In one hundred and fifty years, Blake's Folly, a silver boomtown notorious for its brothels, dancehall girls, silver barons, speakeasies, and divorce ranches, has become a semi-ghost town. Although the old Mizpah Saloon is still in business, its upper floor is sheathed in dust. But in one dark room at a corridor's end, history has toyed merrily with fate; and ghostly shadows evoke passion, unrequited love, gratitude, and pure enchantment.
“You a widow?”
“No.” She could hear the tightness in her voice and feel the tension in her shoulders.
His eyes glinted. “A runaway wife.”
“Not that either.” Did she have to say more? She didn’t. But since people were bound to be asking that same question over and over, she might as well get used to it, even though the answer was only partially true. Even though it could never express what her life had been like up until now. “I left of my own accord, but with my husband’s full agreement. He’ll be looking into getting a divorce.”
“And your children?”
Ah, there it was. The big question, the one thing everyone would be curious about. “No children. I’ve never had any.”
He said nothing. Had he heard the note of anger in her voice? She’d done her best to sound neutral, but neutrality wasn’t an easy note to hit.
How vividly she remembered the first time she’d caught sight of her future husband, Sam Graham, waiting with a little knot of men by a shanty train station in the middle of nowhere. He and the others had been eager to grab a sight of their brides-to-be, women lured west by the promise of marriage, land, and a home. How had the other women fared? Had they been as discouraged as she at the sight of the vast lonely wasteland, the emptiness, the bleached-out colors, and the coarse men who would be their lifetime partners? Men honed by the elements, a hard life. And rough alcohol.
Westley Cranston stood, walked in her direction—no, walk wasn’t the word she could use. He sauntered, a slow, elegant saunter. A man sure of himself, of his power to seduce. Yes, that was why she’d felt so wary yesterday. He stopped when he was standing beside her. Smiled. No, there was nothing seductive in his smile. She’d been wrong. What had she been imagining? That she was still the young attractive woman she’d been years ago? What a fool she was.
He touched the top of the piano with a gesture that was almost a caress. “Don’t worry. You’ll do well. The boys you’ll be playing with are good musicians, nice guys, too.
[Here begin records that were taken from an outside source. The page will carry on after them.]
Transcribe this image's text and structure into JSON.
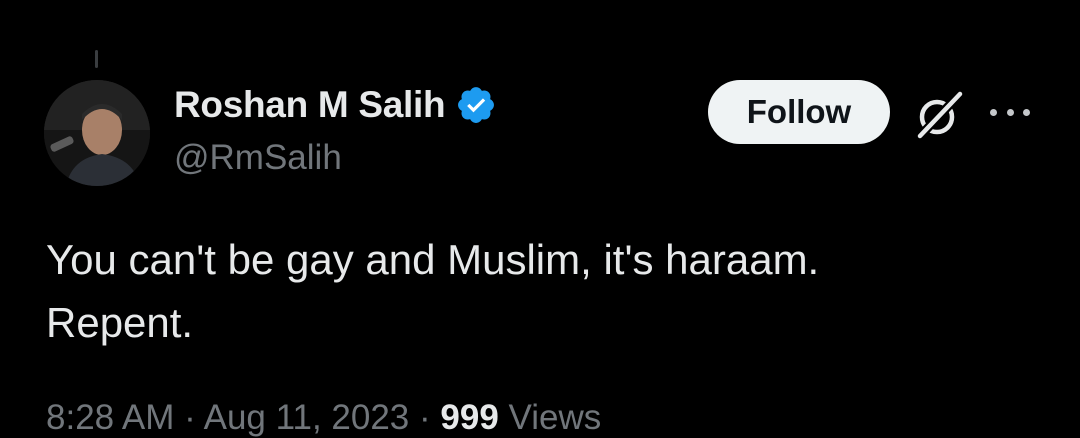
{
  "tweet": {
    "author": {
      "display_name": "Roshan M Salih",
      "handle": "@RmSalih",
      "verified": true,
      "verified_color": "#1d9bf0"
    },
    "follow_label": "Follow",
    "text_line1": "You can't be gay and Muslim, it's haraam.",
    "text_line2": "Repent.",
    "time": "8:28 AM",
    "separator": "·",
    "date": "Aug 11, 2023",
    "views_count": "999",
    "views_label": "Views"
  },
  "icons": {
    "verified": "verified-badge-icon",
    "grok": "grok-icon",
    "more": "more-options-icon"
  },
  "colors": {
    "background": "#000000",
    "primary_text": "#e7e9ea",
    "secondary_text": "#71767b",
    "button_bg": "#eff3f4",
    "button_text": "#0f1419"
  }
}
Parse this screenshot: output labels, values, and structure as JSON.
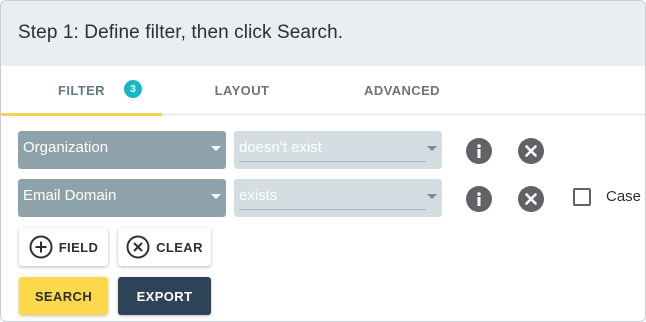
{
  "header": {
    "title": "Step 1: Define filter, then click Search."
  },
  "tabs": [
    {
      "label": "FILTER",
      "badge": "3",
      "active": true
    },
    {
      "label": "LAYOUT",
      "active": false
    },
    {
      "label": "ADVANCED",
      "active": false
    }
  ],
  "filters": [
    {
      "field": "Organization",
      "operator": "doesn't exist",
      "info_icon": "info-icon",
      "remove_icon": "close-icon"
    },
    {
      "field": "Email Domain",
      "operator": "exists",
      "info_icon": "info-icon",
      "remove_icon": "close-icon",
      "option_label": "Case",
      "option_checked": false
    }
  ],
  "actions": {
    "add_field": "FIELD",
    "clear": "CLEAR",
    "search": "SEARCH",
    "export": "EXPORT"
  },
  "colors": {
    "header_bg": "#e9eef2",
    "tab_underline": "#f2d35a",
    "badge": "#17b6c9",
    "field_select": "#8ea2ab",
    "operator_select": "#d4dde1",
    "search_button": "#fdd84a",
    "export_button": "#2e4358"
  }
}
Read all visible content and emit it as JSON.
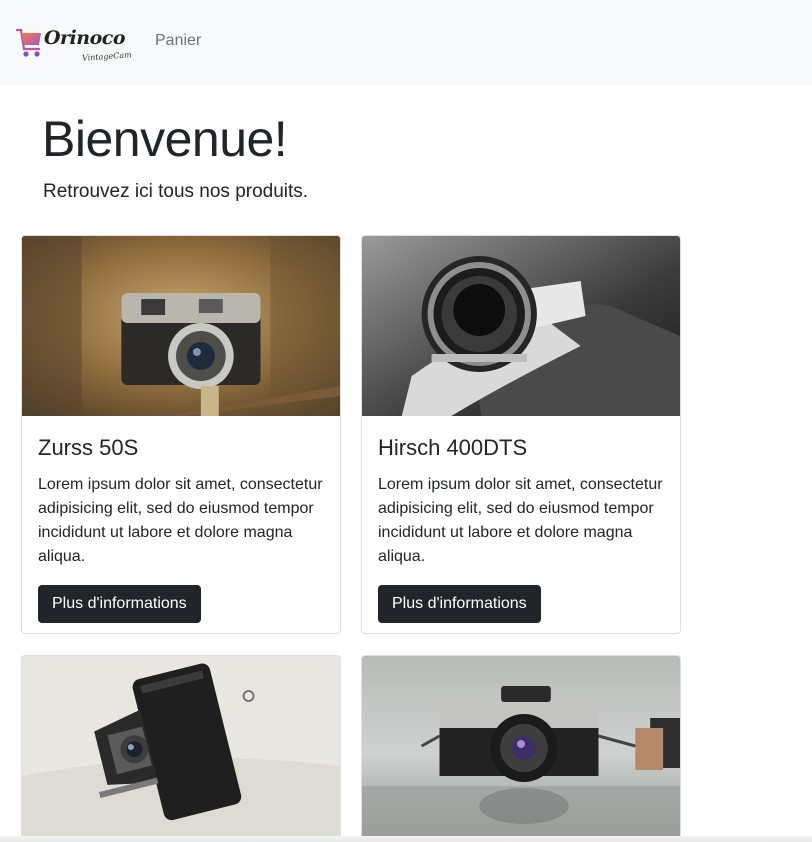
{
  "navbar": {
    "brand_name": "Orinoco",
    "brand_tagline": "VintageCam",
    "links": [
      {
        "label": "Panier"
      }
    ]
  },
  "hero": {
    "title": "Bienvenue!",
    "lead": "Retrouvez ici tous nos produits."
  },
  "products": [
    {
      "name": "Zurss 50S",
      "description": "Lorem ipsum dolor sit amet, consectetur adipisicing elit, sed do eiusmod tempor incididunt ut labore et dolore magna aliqua.",
      "button_label": "Plus d'informations"
    },
    {
      "name": "Hirsch 400DTS",
      "description": "Lorem ipsum dolor sit amet, consectetur adipisicing elit, sed do eiusmod tempor incididunt ut labore et dolore magna aliqua.",
      "button_label": "Plus d'informations"
    },
    {
      "name": "",
      "description": "",
      "button_label": ""
    },
    {
      "name": "",
      "description": "",
      "button_label": ""
    }
  ],
  "colors": {
    "navbar_bg": "#f8f9fa",
    "button_dark": "#212529",
    "nav_link": "#6c757d",
    "brand_cart_gradient": [
      "#ff7a3d",
      "#9b59d0"
    ]
  },
  "icons": {
    "brand_logo": "shopping-cart-icon"
  }
}
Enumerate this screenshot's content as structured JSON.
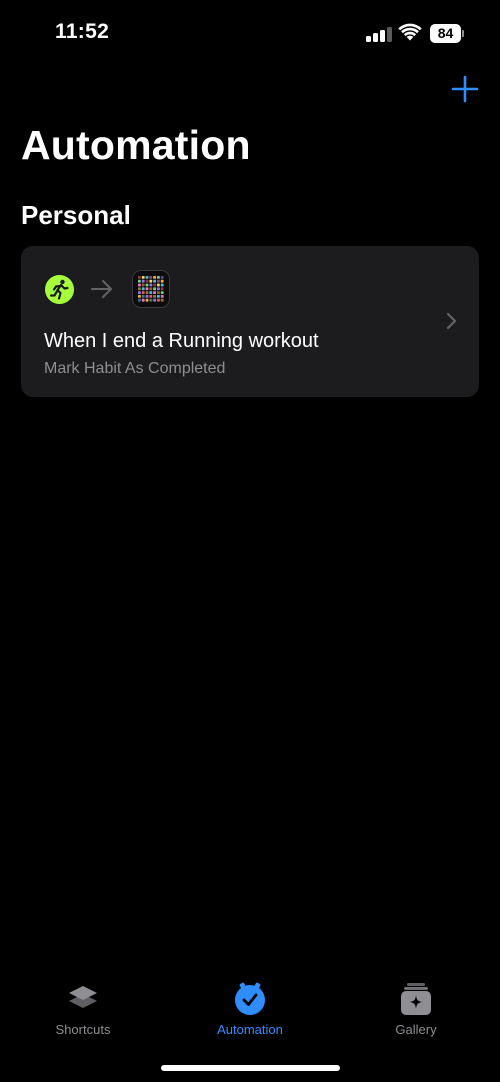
{
  "status_bar": {
    "time": "11:52",
    "battery_level": "84",
    "signal_bars_active": 3,
    "signal_bars_total": 4
  },
  "header": {
    "add_icon": "plus-icon",
    "title": "Automation"
  },
  "section": {
    "title": "Personal"
  },
  "automation_card": {
    "trigger_icon": "running-workout-icon",
    "arrow_icon": "arrow-right-icon",
    "action_icon": "habit-tracker-app-icon",
    "title": "When I end a Running workout",
    "subtitle": "Mark Habit As Completed",
    "chevron_icon": "chevron-right-icon"
  },
  "tab_bar": {
    "tabs": [
      {
        "label": "Shortcuts",
        "icon": "shortcuts-stack-icon",
        "active": false
      },
      {
        "label": "Automation",
        "icon": "automation-clock-check-icon",
        "active": true
      },
      {
        "label": "Gallery",
        "icon": "gallery-sparkle-icon",
        "active": false
      }
    ]
  },
  "colors": {
    "accent": "#2f8dff",
    "background": "#000000",
    "card": "#1c1c1e",
    "secondary_text": "#8e8e93",
    "workout_green": "#a6ff3c"
  }
}
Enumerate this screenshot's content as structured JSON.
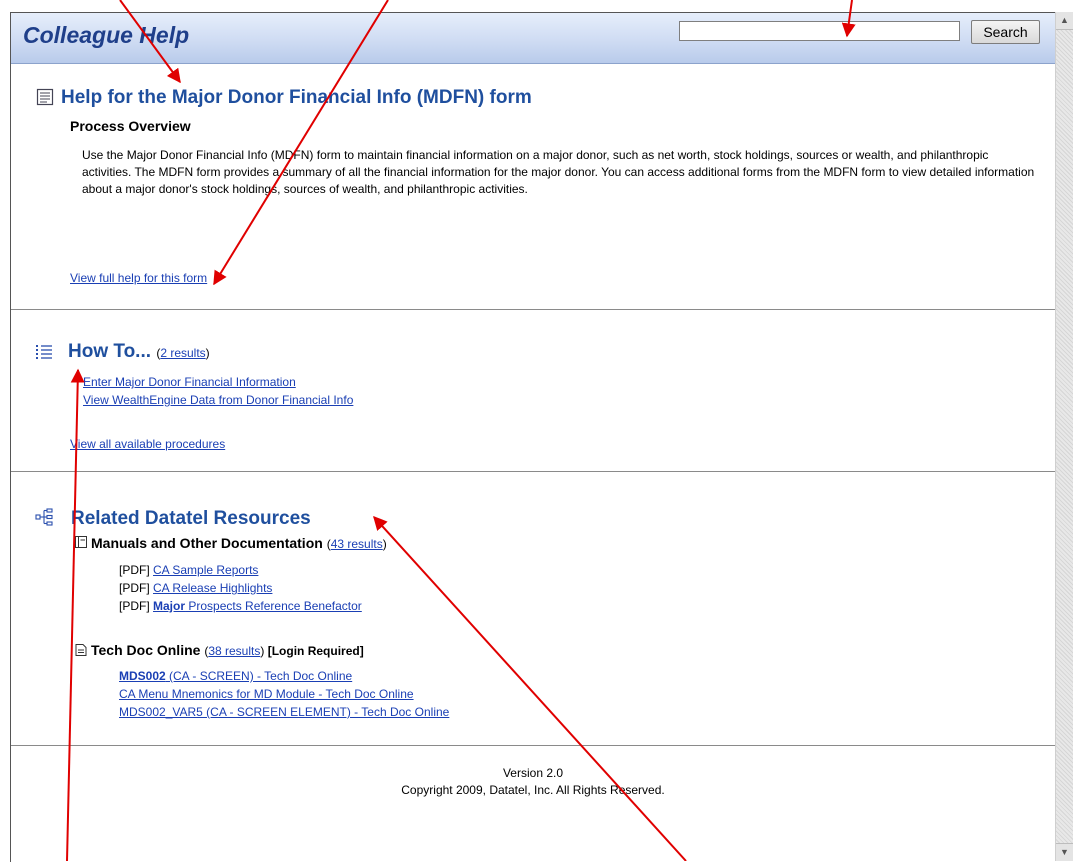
{
  "header": {
    "title": "Colleague Help",
    "search_placeholder": "",
    "search_button": "Search"
  },
  "form_help": {
    "title": "Help for the Major Donor Financial Info (MDFN) form",
    "subtitle": "Process Overview",
    "description": "Use the Major Donor Financial Info (MDFN) form to maintain financial information on a major donor, such as net worth, stock holdings, sources or wealth, and philanthropic activities. The MDFN form provides a summary of all the financial information for the major donor. You can access additional forms from the MDFN form to view detailed information about a major donor's stock holdings, sources of wealth, and philanthropic activities.",
    "full_help_link": "View full help for this form"
  },
  "how_to": {
    "title": "How To...",
    "results_link": "2 results",
    "items": [
      "Enter Major Donor Financial Information",
      "View WealthEngine Data from Donor Financial Info"
    ],
    "all_link": "View all available procedures"
  },
  "resources": {
    "title": "Related Datatel Resources",
    "manuals": {
      "title": "Manuals and Other Documentation",
      "results_link": "43 results",
      "items": [
        {
          "prefix": "[PDF]",
          "label": "CA Sample Reports"
        },
        {
          "prefix": "[PDF]",
          "label": "CA Release Highlights"
        },
        {
          "prefix": "[PDF]",
          "label_bold": "Major",
          "label_rest": " Prospects Reference Benefactor"
        }
      ]
    },
    "techdoc": {
      "title": "Tech Doc Online",
      "results_link": "38 results",
      "note": "[Login Required]",
      "items": [
        {
          "label_bold": "MDS002",
          "label_rest": " (CA - SCREEN) - Tech Doc Online"
        },
        {
          "label": "CA Menu Mnemonics for MD Module - Tech Doc Online"
        },
        {
          "label": "MDS002_VAR5 (CA - SCREEN ELEMENT) - Tech Doc Online"
        }
      ]
    }
  },
  "footer": {
    "version": "Version 2.0",
    "copyright": "Copyright 2009, Datatel, Inc. All Rights Reserved."
  },
  "colors": {
    "header_title": "#1f3f8a",
    "section_title": "#1f4f9e",
    "link": "#1a3fb4",
    "annotation_arrow": "#e00000"
  }
}
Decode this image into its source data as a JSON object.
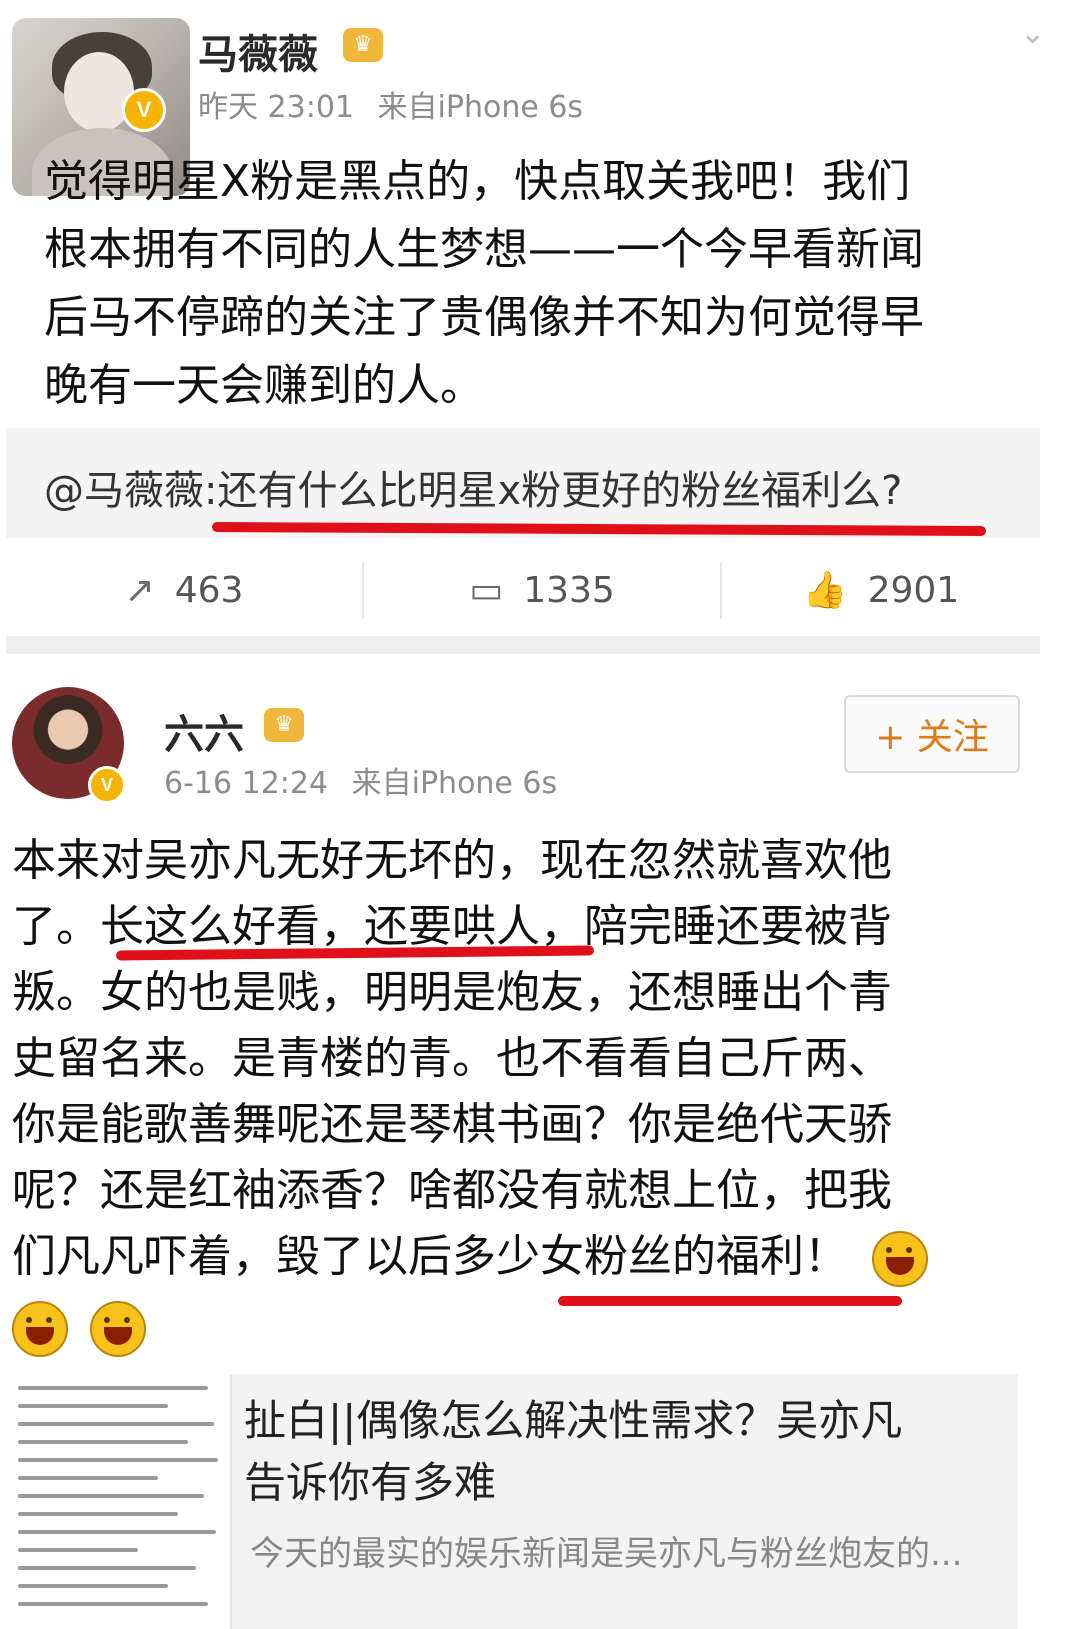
{
  "post1": {
    "username": "马薇薇",
    "verified_badge": "V",
    "crown_icon": "crown-icon",
    "time": "昨天 23:01",
    "source": "来自iPhone 6s",
    "text_lines": [
      "觉得明星X粉是黑点的，快点取关我吧！我们",
      "根本拥有不同的人生梦想——一个今早看新闻",
      "后马不停蹄的关注了贵偶像并不知为何觉得早",
      "晚有一天会赚到的人。"
    ],
    "repost_text": "@马薇薇:还有什么比明星x粉更好的粉丝福利么?",
    "actions": {
      "repost_count": "463",
      "comment_count": "1335",
      "like_count": "2901"
    }
  },
  "post2": {
    "username": "六六",
    "verified_badge": "V",
    "time": "6-16 12:24",
    "source": "来自iPhone 6s",
    "follow_label": "+ 关注",
    "text_lines": [
      "本来对吴亦凡无好无坏的，现在忽然就喜欢他",
      "了。长这么好看，还要哄人，陪完睡还要被背",
      "叛。女的也是贱，明明是炮友，还想睡出个青",
      "史留名来。是青楼的青。也不看看自己斤两、",
      "你是能歌善舞呢还是琴棋书画？你是绝代天骄",
      "呢？还是红袖添香？啥都没有就想上位，把我",
      "们凡凡吓着，毁了以后多少女粉丝的福利！"
    ],
    "emoji_name": "laughing-emoji"
  },
  "card": {
    "title_lines": [
      "扯白||偶像怎么解决性需求？吴亦凡",
      "告诉你有多难"
    ],
    "description": "今天的最实的娱乐新闻是吴亦凡与粉丝炮友的..."
  },
  "colors": {
    "highlight_underline": "#e0101a",
    "vip_badge": "#f5b400",
    "follow_text": "#e07a18",
    "meta_text": "#8c8c8c"
  }
}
They play at all the dances in town, and they’ll teach you the sort of pieces folks out here are used to hearing.”
His eyebrows rose. “For what?”
“For being so kind.”
“Kind?” He guffawed. “It’s not kindness. I’m fighting for survival. High time we got a good piano player in this place. Bob, before he let that stray bullet hit him, knew how to slap at the keys, all right, but he didn’t know the first thing about keeping time. I’ll bet pretty well all the customers were happy to see him taken out of the running.”
Grinning, he moved away in that casual easy way of his, headed toward the front door. Then stopped, looked back, his eyes twinkling. “But they couldn’t do that, not legally, anyway. One of the rules here in town forbids shooting pistols in a barroom.”
She grinned back at him. “Sounds like a pretty good rule to me. And what are the other rules, if you don’t mind me asking. If there are any others, that is…”
“Sure there are. Need plenty of rules in boomtowns, especially after payday. The other ones are, you can’t insult a woman, you can’t ride a pony or horse on the wooden sidewalks, and you can’t ride them inside this establishment or any other business in town.” He was chuckling again when he turned the lock, stepped out into the street, and disappeared.
Hattie remained seated at the piano. Her anguish had totally vanished. Amazing, how he had put her at ease. He hadn’t judged her, hadn’t looked at her with disgust when she’d told him some of her story, hadn’t condemned her for feeling unsure about her piano playing. She wondered why she’d felt so mistrustful. He had behaved like a perfect gentleman—and a friend.
Then another thought struck her. What had he been doing here in the Mizpah so early in the morning? Had he slept here? Obviously he had. Hadn’t he just let himself out? And that meant he had probably spent the night with one of the ladies upstairs. That he was a client.
Disappointment washed over her. She couldn’t condemn him—men had needs, desires. Why was she so saddened by the thought?